Season 9 of Art in the Twenty-First Century charts art-making in three urban centers across three continents: Berlin, Johannesburg, and the San Francisco Bay Area. From the post-Cold War cultural and economic rebirth in Berlin, to the dramatic fall of apartheid in South Africa and the technological boom in the Bay Area, the twelve artists and one non-profit art center highlighted in this season respond to the forces that have shaped the places where they live and work, while pursuing their personal visions for a better future.
As each artist draws inspiration from their surrounding communities, they also travel to museums and public spaces internationally to share their work, reminding us of the increasingly global nature of the world we live in. The artists in this season examine the complicated histories of colonization, war and migration, offer new perspectives on our interactions with technology and the environment, critique our conceptions of gender, sexuality, and race, and ultimately inspire us to see our world in new ways.
Included this season are Creative Growth Art Center, Nathalie Djurberg and Hans Berg, Olafur Eliasson, David Goldblatt, Katy Grannan, Nicholas Hlobo, Hiwa K, Lynn Hershman Leeson, Zanele Muholi, Susan Philipsz, Robin Rhode, and Stephanie Syjuco.
Season 9 premiered September 21, 2018 on PBS.
May 2, 2018
Trailer for Season 9 (2018) of the Peabody Award-winning “Art in the Twenty-First Century” television series.
A longtime home for political progressives and technological pioneers, the San Francisco Bay Area is a magnet for artists who are drawn to its experimental atmosphere, countercultural spirit, and history of innovation. In addition to three artists working across photography, installation, and new media, this episode features a non-profit art center, spotlighting multiple artists with physical and cognitive disabilities who work across a range of mediums.
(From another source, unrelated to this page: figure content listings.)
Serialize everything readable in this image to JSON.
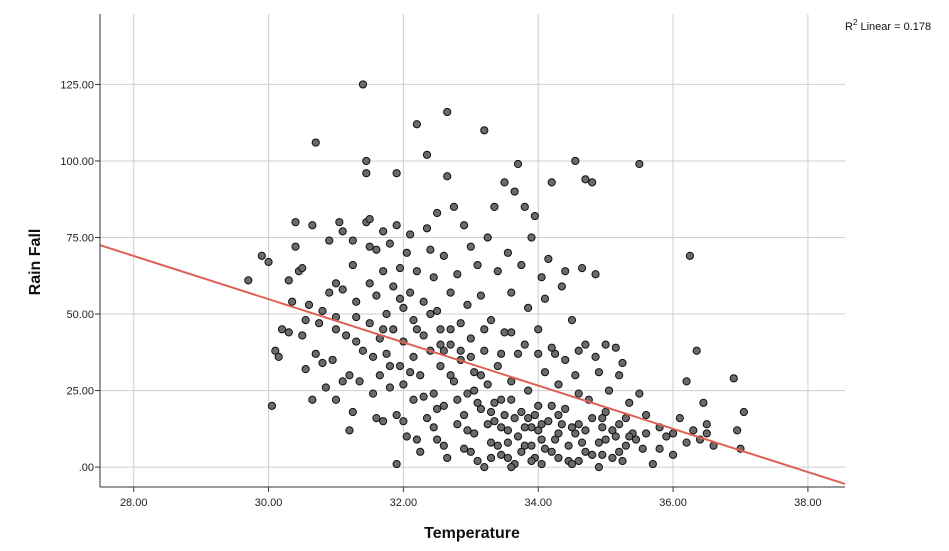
{
  "chart_data": {
    "type": "scatter",
    "xlabel": "Temperature",
    "ylabel": "Rain Fall",
    "xlim": [
      27.5,
      38.55
    ],
    "ylim": [
      -6.5,
      148
    ],
    "xticks": [
      28,
      30,
      32,
      34,
      36,
      38
    ],
    "yticks": [
      0,
      25,
      50,
      75,
      100,
      125
    ],
    "xtick_labels": [
      "28.00",
      "30.00",
      "32.00",
      "34.00",
      "36.00",
      "38.00"
    ],
    "ytick_labels": [
      ".00",
      "25.00",
      "50.00",
      "75.00",
      "100.00",
      "125.00"
    ],
    "grid": true,
    "r2_prefix": "R",
    "r2_sup": "2",
    "r2_suffix": " Linear = 0.178",
    "fit_line": {
      "x": [
        27.5,
        38.55
      ],
      "y": [
        72.5,
        -5.5
      ]
    },
    "colors": {
      "points": "#6b6b6b",
      "point_edge": "#111111",
      "fit_line": "#e06055",
      "grid": "#cfcfcf",
      "axis": "#333333"
    },
    "points": [
      [
        29.7,
        61
      ],
      [
        29.9,
        69
      ],
      [
        30.0,
        67
      ],
      [
        30.05,
        20
      ],
      [
        30.1,
        38
      ],
      [
        30.2,
        45
      ],
      [
        30.3,
        44
      ],
      [
        30.35,
        54
      ],
      [
        30.4,
        80
      ],
      [
        30.4,
        72
      ],
      [
        30.45,
        64
      ],
      [
        30.5,
        65
      ],
      [
        30.5,
        43
      ],
      [
        30.55,
        32
      ],
      [
        30.6,
        53
      ],
      [
        30.65,
        79
      ],
      [
        30.65,
        22
      ],
      [
        30.7,
        106
      ],
      [
        30.7,
        37
      ],
      [
        30.75,
        47
      ],
      [
        30.8,
        51
      ],
      [
        30.85,
        26
      ],
      [
        30.9,
        74
      ],
      [
        30.9,
        57
      ],
      [
        30.95,
        35
      ],
      [
        31.0,
        60
      ],
      [
        31.0,
        49
      ],
      [
        31.0,
        22
      ],
      [
        31.05,
        80
      ],
      [
        31.1,
        77
      ],
      [
        31.1,
        58
      ],
      [
        31.15,
        43
      ],
      [
        31.2,
        30
      ],
      [
        31.2,
        12
      ],
      [
        31.25,
        74
      ],
      [
        31.25,
        66
      ],
      [
        31.3,
        54
      ],
      [
        31.3,
        41
      ],
      [
        31.35,
        28
      ],
      [
        31.4,
        125
      ],
      [
        31.45,
        100
      ],
      [
        31.45,
        96
      ],
      [
        31.45,
        80
      ],
      [
        31.5,
        81
      ],
      [
        31.5,
        72
      ],
      [
        31.5,
        47
      ],
      [
        31.55,
        36
      ],
      [
        31.55,
        24
      ],
      [
        31.6,
        71
      ],
      [
        31.6,
        56
      ],
      [
        31.65,
        42
      ],
      [
        31.65,
        30
      ],
      [
        31.7,
        77
      ],
      [
        31.7,
        64
      ],
      [
        31.7,
        15
      ],
      [
        31.75,
        50
      ],
      [
        31.75,
        37
      ],
      [
        31.8,
        73
      ],
      [
        31.8,
        26
      ],
      [
        31.85,
        59
      ],
      [
        31.85,
        45
      ],
      [
        31.9,
        96
      ],
      [
        31.9,
        79
      ],
      [
        31.9,
        17
      ],
      [
        31.9,
        1
      ],
      [
        31.95,
        65
      ],
      [
        31.95,
        33
      ],
      [
        32.0,
        52
      ],
      [
        32.0,
        41
      ],
      [
        32.0,
        27
      ],
      [
        32.05,
        70
      ],
      [
        32.05,
        10
      ],
      [
        32.1,
        76
      ],
      [
        32.1,
        57
      ],
      [
        32.15,
        48
      ],
      [
        32.15,
        36
      ],
      [
        32.15,
        22
      ],
      [
        32.2,
        112
      ],
      [
        32.2,
        64
      ],
      [
        32.25,
        30
      ],
      [
        32.25,
        5
      ],
      [
        32.3,
        54
      ],
      [
        32.3,
        43
      ],
      [
        32.35,
        102
      ],
      [
        32.35,
        78
      ],
      [
        32.35,
        16
      ],
      [
        32.4,
        71
      ],
      [
        32.4,
        38
      ],
      [
        32.45,
        62
      ],
      [
        32.45,
        24
      ],
      [
        32.5,
        83
      ],
      [
        32.5,
        51
      ],
      [
        32.5,
        9
      ],
      [
        32.55,
        45
      ],
      [
        32.55,
        33
      ],
      [
        32.6,
        69
      ],
      [
        32.6,
        20
      ],
      [
        32.65,
        116
      ],
      [
        32.65,
        95
      ],
      [
        32.65,
        3
      ],
      [
        32.7,
        57
      ],
      [
        32.7,
        40
      ],
      [
        32.75,
        85
      ],
      [
        32.75,
        28
      ],
      [
        32.8,
        63
      ],
      [
        32.8,
        14
      ],
      [
        32.85,
        47
      ],
      [
        32.85,
        35
      ],
      [
        32.9,
        79
      ],
      [
        32.9,
        6
      ],
      [
        32.95,
        53
      ],
      [
        32.95,
        24
      ],
      [
        33.0,
        72
      ],
      [
        33.0,
        42
      ],
      [
        33.05,
        31
      ],
      [
        33.05,
        11
      ],
      [
        33.1,
        66
      ],
      [
        33.1,
        2
      ],
      [
        33.15,
        56
      ],
      [
        33.15,
        19
      ],
      [
        33.2,
        110
      ],
      [
        33.2,
        38
      ],
      [
        33.25,
        75
      ],
      [
        33.25,
        27
      ],
      [
        33.3,
        48
      ],
      [
        33.3,
        8
      ],
      [
        33.35,
        85
      ],
      [
        33.35,
        15
      ],
      [
        33.4,
        64
      ],
      [
        33.4,
        33
      ],
      [
        33.45,
        22
      ],
      [
        33.45,
        4
      ],
      [
        33.5,
        93
      ],
      [
        33.5,
        44
      ],
      [
        33.55,
        70
      ],
      [
        33.55,
        12
      ],
      [
        33.6,
        57
      ],
      [
        33.6,
        28
      ],
      [
        33.65,
        90
      ],
      [
        33.65,
        1
      ],
      [
        33.7,
        99
      ],
      [
        33.7,
        37
      ],
      [
        33.75,
        66
      ],
      [
        33.75,
        18
      ],
      [
        33.8,
        85
      ],
      [
        33.8,
        7
      ],
      [
        33.85,
        52
      ],
      [
        33.85,
        25
      ],
      [
        33.9,
        75
      ],
      [
        33.9,
        13
      ],
      [
        33.95,
        82
      ],
      [
        33.95,
        3
      ],
      [
        34.0,
        45
      ],
      [
        34.0,
        20
      ],
      [
        34.05,
        62
      ],
      [
        34.05,
        9
      ],
      [
        34.1,
        55
      ],
      [
        34.1,
        31
      ],
      [
        34.15,
        68
      ],
      [
        34.15,
        15
      ],
      [
        34.2,
        93
      ],
      [
        34.2,
        5
      ],
      [
        34.25,
        37
      ],
      [
        34.3,
        27
      ],
      [
        34.3,
        11
      ],
      [
        34.35,
        59
      ],
      [
        34.4,
        64
      ],
      [
        34.4,
        19
      ],
      [
        34.45,
        2
      ],
      [
        34.5,
        48
      ],
      [
        34.55,
        100
      ],
      [
        34.55,
        30
      ],
      [
        34.6,
        14
      ],
      [
        34.65,
        65
      ],
      [
        34.65,
        8
      ],
      [
        34.7,
        94
      ],
      [
        34.7,
        40
      ],
      [
        34.75,
        22
      ],
      [
        34.8,
        93
      ],
      [
        34.8,
        4
      ],
      [
        34.85,
        63
      ],
      [
        34.9,
        31
      ],
      [
        34.95,
        16
      ],
      [
        35.0,
        9
      ],
      [
        35.05,
        25
      ],
      [
        35.1,
        3
      ],
      [
        35.15,
        39
      ],
      [
        35.2,
        14
      ],
      [
        35.25,
        34
      ],
      [
        35.3,
        7
      ],
      [
        35.35,
        21
      ],
      [
        35.4,
        11
      ],
      [
        35.5,
        99
      ],
      [
        35.5,
        24
      ],
      [
        35.55,
        6
      ],
      [
        35.6,
        17
      ],
      [
        35.7,
        1
      ],
      [
        35.8,
        13
      ],
      [
        35.9,
        10
      ],
      [
        36.0,
        4
      ],
      [
        36.1,
        16
      ],
      [
        36.2,
        28
      ],
      [
        36.25,
        69
      ],
      [
        36.3,
        12
      ],
      [
        36.35,
        38
      ],
      [
        36.4,
        9
      ],
      [
        36.45,
        21
      ],
      [
        36.5,
        14
      ],
      [
        36.6,
        7
      ],
      [
        36.9,
        29
      ],
      [
        36.95,
        12
      ],
      [
        37.0,
        6
      ],
      [
        37.05,
        18
      ],
      [
        30.15,
        36
      ],
      [
        30.3,
        61
      ],
      [
        30.55,
        48
      ],
      [
        30.8,
        34
      ],
      [
        31.1,
        28
      ],
      [
        31.25,
        18
      ],
      [
        31.4,
        38
      ],
      [
        31.6,
        16
      ],
      [
        31.8,
        33
      ],
      [
        32.0,
        15
      ],
      [
        32.1,
        31
      ],
      [
        32.3,
        23
      ],
      [
        32.45,
        13
      ],
      [
        32.6,
        38
      ],
      [
        32.7,
        30
      ],
      [
        32.8,
        22
      ],
      [
        32.95,
        12
      ],
      [
        33.05,
        25
      ],
      [
        33.15,
        30
      ],
      [
        33.25,
        14
      ],
      [
        33.35,
        21
      ],
      [
        33.4,
        7
      ],
      [
        33.5,
        17
      ],
      [
        33.55,
        3
      ],
      [
        33.6,
        22
      ],
      [
        33.7,
        10
      ],
      [
        33.75,
        5
      ],
      [
        33.85,
        16
      ],
      [
        33.9,
        2
      ],
      [
        34.0,
        12
      ],
      [
        34.1,
        6
      ],
      [
        34.2,
        20
      ],
      [
        34.25,
        9
      ],
      [
        34.35,
        14
      ],
      [
        34.45,
        7
      ],
      [
        34.55,
        11
      ],
      [
        34.6,
        24
      ],
      [
        34.7,
        5
      ],
      [
        34.8,
        16
      ],
      [
        34.9,
        8
      ],
      [
        35.0,
        18
      ],
      [
        35.1,
        12
      ],
      [
        35.2,
        5
      ],
      [
        35.3,
        16
      ],
      [
        35.45,
        9
      ],
      [
        35.6,
        11
      ],
      [
        35.8,
        6
      ],
      [
        36.0,
        11
      ],
      [
        36.2,
        8
      ],
      [
        36.5,
        11
      ],
      [
        31.0,
        45
      ],
      [
        31.3,
        49
      ],
      [
        31.5,
        60
      ],
      [
        31.7,
        45
      ],
      [
        31.95,
        55
      ],
      [
        32.2,
        45
      ],
      [
        32.4,
        50
      ],
      [
        32.55,
        40
      ],
      [
        32.7,
        45
      ],
      [
        32.85,
        38
      ],
      [
        33.0,
        36
      ],
      [
        33.2,
        45
      ],
      [
        33.45,
        37
      ],
      [
        33.6,
        44
      ],
      [
        33.8,
        40
      ],
      [
        34.0,
        37
      ],
      [
        34.2,
        39
      ],
      [
        34.4,
        35
      ],
      [
        34.6,
        38
      ],
      [
        34.85,
        36
      ],
      [
        35.0,
        40
      ],
      [
        35.2,
        30
      ],
      [
        32.5,
        19
      ],
      [
        32.9,
        17
      ],
      [
        33.1,
        21
      ],
      [
        33.3,
        18
      ],
      [
        33.45,
        13
      ],
      [
        33.65,
        16
      ],
      [
        33.8,
        13
      ],
      [
        33.95,
        17
      ],
      [
        34.05,
        14
      ],
      [
        34.3,
        17
      ],
      [
        34.5,
        13
      ],
      [
        34.7,
        12
      ],
      [
        34.95,
        13
      ],
      [
        35.15,
        10
      ],
      [
        35.35,
        10
      ],
      [
        32.2,
        9
      ],
      [
        32.6,
        7
      ],
      [
        33.0,
        5
      ],
      [
        33.3,
        3
      ],
      [
        33.55,
        8
      ],
      [
        33.9,
        7
      ],
      [
        34.3,
        3
      ],
      [
        34.6,
        2
      ],
      [
        34.95,
        4
      ],
      [
        35.25,
        2
      ],
      [
        33.2,
        0
      ],
      [
        33.6,
        0
      ],
      [
        34.05,
        1
      ],
      [
        34.5,
        1
      ],
      [
        34.9,
        0
      ]
    ]
  }
}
The artists in this hour are united by their steadfastness and persistence in creating; their art serves as an essential expression of their experience of the world.
Since the dramatic fall of apartheid in 1994, Johannesburg has emerged as the artistic capital of sub-Saharan Africa. This episode tells the story of four artists from a diversity of South African ethnic backgrounds, identities and generations working across photography, painting, sculpture, and performance. Collectively, the artists in this hour use their work to empower marginalized communities, reexamine history, and pursue their visions for South Africa’s future.
A city still in the midst of a post–Cold War cultural and economic rebirth, since the 1990s Berlin has become a haven for artists from all over the world—a free zone where experimentation, individual expression, and international influences converge. From creating large-scale public projects to intimately personal ones, the artists in this episode demonstrate the diversity of practice and sensibilities in the German capital, expose its complicated history of war and migration, and convey hopes for finding systems that foster a better tomorrow.